ToraSEO ships with conservative defaults. Reports of a secure default being weakened by a config option are considered a hardening request rather than a vulnerability, but we still want to hear about them.

  • robots.txt is honored by default; disabling it requires explicit user action and is gated behind the Owner-mode tier described in CRAWLING_POLICY.md.
  • Outbound requests have a default timeout, body-size cap, and redirect cap.
  • The User-Agent identifies ToraSEO honestly and links to this repository; we do not spoof.
  • The renderer runs behind a narrow preload API and does not receive raw Node.js or ipcRenderer access.
  • Release binaries are built from tagged commits and their checksums are published alongside the release.

Why These Defaults Are Strict

The defaults above are not chosen because any single law requires them. They reflect an industry consensus, accumulated over three decades of operating crawlers on the open web, about what a well-behaved bot looks like. The short version:

  • The Robots Exclusion Protocol (robots.txt) was formalized as RFC 9309 in September 2022, co-authored by Martijn Koster and engineers from Google. Before formalization it was a de-facto standard followed by every major search engine; after formalization it is an IETF Proposed Standard. ToraSEO honors it because the entire crawler ecosystem — Googlebot, Bingbot, Yandexbot, AhrefsBot, SemrushBot — honors it. A new entrant that ignores robots.txt does not save effort; it signals to operators, network defenders, and prospective employers of its author that the project is not a serious tool.

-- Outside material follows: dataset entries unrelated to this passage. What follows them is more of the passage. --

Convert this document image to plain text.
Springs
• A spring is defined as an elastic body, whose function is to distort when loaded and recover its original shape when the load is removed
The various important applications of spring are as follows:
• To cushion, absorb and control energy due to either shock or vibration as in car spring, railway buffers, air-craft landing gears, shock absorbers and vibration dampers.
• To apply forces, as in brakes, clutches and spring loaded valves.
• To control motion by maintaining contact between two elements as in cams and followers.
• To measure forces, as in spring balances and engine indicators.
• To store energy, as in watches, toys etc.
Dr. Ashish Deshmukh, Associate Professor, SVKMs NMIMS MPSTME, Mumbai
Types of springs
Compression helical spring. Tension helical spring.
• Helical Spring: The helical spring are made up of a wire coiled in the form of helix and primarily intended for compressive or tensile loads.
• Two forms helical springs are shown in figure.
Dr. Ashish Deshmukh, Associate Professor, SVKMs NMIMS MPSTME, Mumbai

  • Honest User-Agent identification is the second pillar of that consensus. Cloud providers, CDNs, and bot-management vendors (Cloudflare, Akamai, Imperva, DataDome) maintain shared reputation signals about crawlers. A tool that identifies itself with a contact URL and stable token can be allow-listed when operators trust it, rate-limited when they want to slow it down, and cleanly blocked when they do not want it at all. A tool that spoofs a browser or rotates User-Agents to look like Googlebot ends up on the same reputation lists as malware.

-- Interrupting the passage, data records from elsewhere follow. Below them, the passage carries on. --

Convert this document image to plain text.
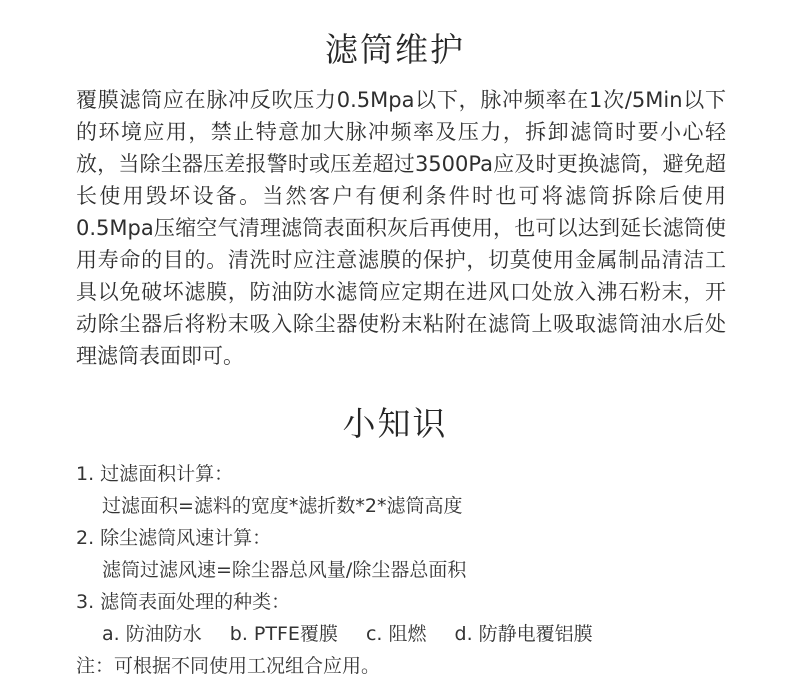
滤筒维护
覆膜滤筒应在脉冲反吹压力0.5Mpa以下，脉冲频率在1次/5Min以下的环境应用，禁止特意加大脉冲频率及压力，拆卸滤筒时要小心轻放，当除尘器压差报警时或压差超过3500Pa应及时更换滤筒，避免超长使用毁坏设备。当然客户有便利条件时也可将滤筒拆除后使用0.5Mpa压缩空气清理滤筒表面积灰后再使用，也可以达到延长滤筒使用寿命的目的。清洗时应注意滤膜的保护，切莫使用金属制品清洁工具以免破坏滤膜，防油防水滤筒应定期在进风口处放入沸石粉末，开动除尘器后将粉末吸入除尘器使粉末粘附在滤筒上吸取滤筒油水后处理滤筒表面即可。
小知识
1. 过滤面积计算：
过滤面积=滤料的宽度*滤折数*2*滤筒高度
2. 除尘滤筒风速计算：
滤筒过滤风速=除尘器总风量/除尘器总面积
3. 滤筒表面处理的种类：
a. 防油防水 b. PTFE覆膜 c. 阻燃 d. 防静电覆铝膜
注：可根据不同使用工况组合应用。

  • Rate limits and per-host budgets exist because making a request to someone else's server costs them resources. The cost is small per request; it stops being small at scale. Every public crawling policy that takes itself seriously — Common Crawl, Internet Archive, the major search engines — publishes some version of "this is how often we hit you, this is how to slow us down, this is who to contact." ToraSEO follows the same shape because that is what treats the open web as a shared resource rather than something to be extracted from.

  • "What ToraSEO does not do" is itself the differentiator. Several SEO and scraping tools have, over the years, become liabilities for the people who built them or used them — through blocklisting, vendor litigation, or sustained reputation damage. We do not enumerate cases here, but the lesson is clear in retrospect: the line between "clever scraper" and "hostile crawler" is drawn by operators, not by the tool's author. ToraSEO stays on the right side of that line by default, and contributors are asked to keep it there.

Reports that propose loosening any of the defaults above will be treated as design questions, not as patches; they are answered in CRAWLING_POLICY.md.

For Contributors

If you are submitting a pull request that touches network code, MCP tools, or Electron IPC, please confirm in the PR description that you considered the relevant section of this document. Reviewers will ask.

A non-exhaustive checklist:

  • New MCP tools validate every argument before use.
  • New crawler code respects the rate limiter and page cap.
  • New IPC handlers expose only narrow, typed operations to the renderer.
  • New provider integrations never return raw secrets to the renderer.
  • New release-pipeline changes preserve checksum publication.

Security Contributors

We are grateful to everyone who helps keep ToraSEO safe.

This list will populate as reports are resolved. Reporters are credited here unless they ask to remain anonymous.